19 giugno 2017 di fabio pizzul

Ragazze con magliette inneggianti all’assessore con tanto di balletto per accogliere i partecipanti agli Stati Generali dell’innovazione della Formazione Professionale lombarda. A detta di chi ha partecipato, io non c’ero, l’incontro è stato un vero e proprio show dell’assessore. Ma le magliette, di cui l’assessore, secondo me, non sapeva nulla, sono indice di una deriva più preoccupante.

Un incontro che prevede la partecipazione di due ministri della Repubblica e gli interventi di diversi rappresentanti delle istituzioni locali e del mondo produttivo non può trasformarsi in una sorta di celebrazione dei successi (veri o presunti, in questo caso non importa) delle politiche promesse da un assessore regionale.
Come dicevo, sono convinto che l’assessore Aprea non sapesse nulla delle magliette e dell’omaggio che l’accademia PBS di Monza ha voluto riservarle; non metto in discussione anche il fatto che la detta accademia abbia preparato il flash mob con l’aiuto di uno sponsor privato.
La cosa che mi preoccupa è un’altra. Ovvero il rapporto che si va creando tra realtà sociali e istituzioni.
Si può essere più o meno soddisfatti del modo in cui le istituzioni gestiscono le politiche loro affidate e manifestare gratitudine e finanche entusiasmo per la buona riuscita delle politiche stesse è più che naturale. Trasformare la propria approvazione in una sorta di tributo personale all’assessore di turno in occasione di un evento istituzionale è però qualcosa di molto diverso. Forse sbaglio, ma quanto accaduto al Kilometro Rosso di Bergamo è il segnale di una profonda mutazione del modo di rapportarsi con le istituzioni che vengono personalizzate fino a identificarle con chi le rappresenta pro tempore.

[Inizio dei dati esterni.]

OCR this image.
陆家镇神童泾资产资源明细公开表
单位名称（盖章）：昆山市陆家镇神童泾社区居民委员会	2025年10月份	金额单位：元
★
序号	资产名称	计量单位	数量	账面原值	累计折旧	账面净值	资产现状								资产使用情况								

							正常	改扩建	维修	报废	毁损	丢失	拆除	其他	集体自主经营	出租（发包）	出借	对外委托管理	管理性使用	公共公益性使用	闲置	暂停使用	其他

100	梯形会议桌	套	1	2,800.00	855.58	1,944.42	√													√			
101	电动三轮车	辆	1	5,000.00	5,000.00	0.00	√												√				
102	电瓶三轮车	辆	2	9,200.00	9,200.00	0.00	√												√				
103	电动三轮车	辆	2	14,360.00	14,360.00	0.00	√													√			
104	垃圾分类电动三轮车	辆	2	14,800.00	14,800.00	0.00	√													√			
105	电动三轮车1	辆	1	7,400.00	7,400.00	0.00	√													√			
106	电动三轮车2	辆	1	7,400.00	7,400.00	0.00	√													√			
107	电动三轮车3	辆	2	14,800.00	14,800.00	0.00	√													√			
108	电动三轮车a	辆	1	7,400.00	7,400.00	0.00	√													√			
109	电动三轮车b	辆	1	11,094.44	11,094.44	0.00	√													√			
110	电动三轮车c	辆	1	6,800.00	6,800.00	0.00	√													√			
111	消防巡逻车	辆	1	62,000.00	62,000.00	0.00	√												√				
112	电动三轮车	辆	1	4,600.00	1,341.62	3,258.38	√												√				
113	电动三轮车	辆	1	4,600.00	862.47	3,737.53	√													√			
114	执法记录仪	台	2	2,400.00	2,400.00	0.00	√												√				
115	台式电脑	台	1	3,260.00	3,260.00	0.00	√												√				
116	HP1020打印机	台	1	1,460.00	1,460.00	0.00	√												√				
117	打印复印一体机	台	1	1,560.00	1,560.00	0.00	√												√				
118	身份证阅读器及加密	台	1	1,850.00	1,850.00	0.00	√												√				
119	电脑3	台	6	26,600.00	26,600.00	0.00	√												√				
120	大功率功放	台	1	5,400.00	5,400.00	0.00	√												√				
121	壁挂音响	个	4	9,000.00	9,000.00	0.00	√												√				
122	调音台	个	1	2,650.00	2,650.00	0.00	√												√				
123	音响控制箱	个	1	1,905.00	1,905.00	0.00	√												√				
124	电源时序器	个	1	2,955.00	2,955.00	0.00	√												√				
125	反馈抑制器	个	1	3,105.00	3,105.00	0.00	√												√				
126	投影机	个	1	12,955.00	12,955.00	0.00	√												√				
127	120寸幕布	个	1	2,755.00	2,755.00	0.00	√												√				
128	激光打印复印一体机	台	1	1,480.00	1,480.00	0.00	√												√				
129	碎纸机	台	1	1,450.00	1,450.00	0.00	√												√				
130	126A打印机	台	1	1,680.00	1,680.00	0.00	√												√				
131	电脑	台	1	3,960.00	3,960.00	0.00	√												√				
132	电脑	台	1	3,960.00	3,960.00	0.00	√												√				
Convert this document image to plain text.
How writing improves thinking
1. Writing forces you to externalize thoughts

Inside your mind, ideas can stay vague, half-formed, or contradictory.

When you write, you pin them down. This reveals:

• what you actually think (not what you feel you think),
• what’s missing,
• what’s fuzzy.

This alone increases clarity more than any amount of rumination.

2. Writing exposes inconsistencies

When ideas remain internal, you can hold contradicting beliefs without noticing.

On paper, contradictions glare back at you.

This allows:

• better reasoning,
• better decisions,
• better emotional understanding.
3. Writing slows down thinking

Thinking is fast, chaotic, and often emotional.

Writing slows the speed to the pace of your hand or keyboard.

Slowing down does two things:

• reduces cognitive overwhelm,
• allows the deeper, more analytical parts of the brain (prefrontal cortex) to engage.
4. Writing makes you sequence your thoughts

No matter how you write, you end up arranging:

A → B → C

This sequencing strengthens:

Le istituzioni devono garantire tutti i cittadini e rifuggire, per quanto è possibile, da personalizzazioni che non le aiutano a interpretare al meglio lo loro funzione di pubblico servizio.
Quella andata in scena a Bergamo rischia di essere la rappresentazione di un rapporto malato tra cittadini e istituzioni: l’apprezzamento per l’operato dell’assessore di turno non può trasformarsi in una sorta di culto della sua personalità.
Lo ribadisco: l’assessore probabilmente non ne sapeva nulla e credo abbia anche vissuto con un certo imbarazzo il balletto/flash mob, ma quando tutto ruota attorno all’assessore di turno che diventa assoluto protagonista di eventi che dovrebbero essere istituzionali, il rischio di assistere a scivoloni cresce a vista d’occhio.
Senza alcuna malizia o cattiveria, vorrei chiudere con una domanda che riguarda prima di tutto me stesso: siamo a servizio delle istituzioni o ci serviamo delle istituzioni?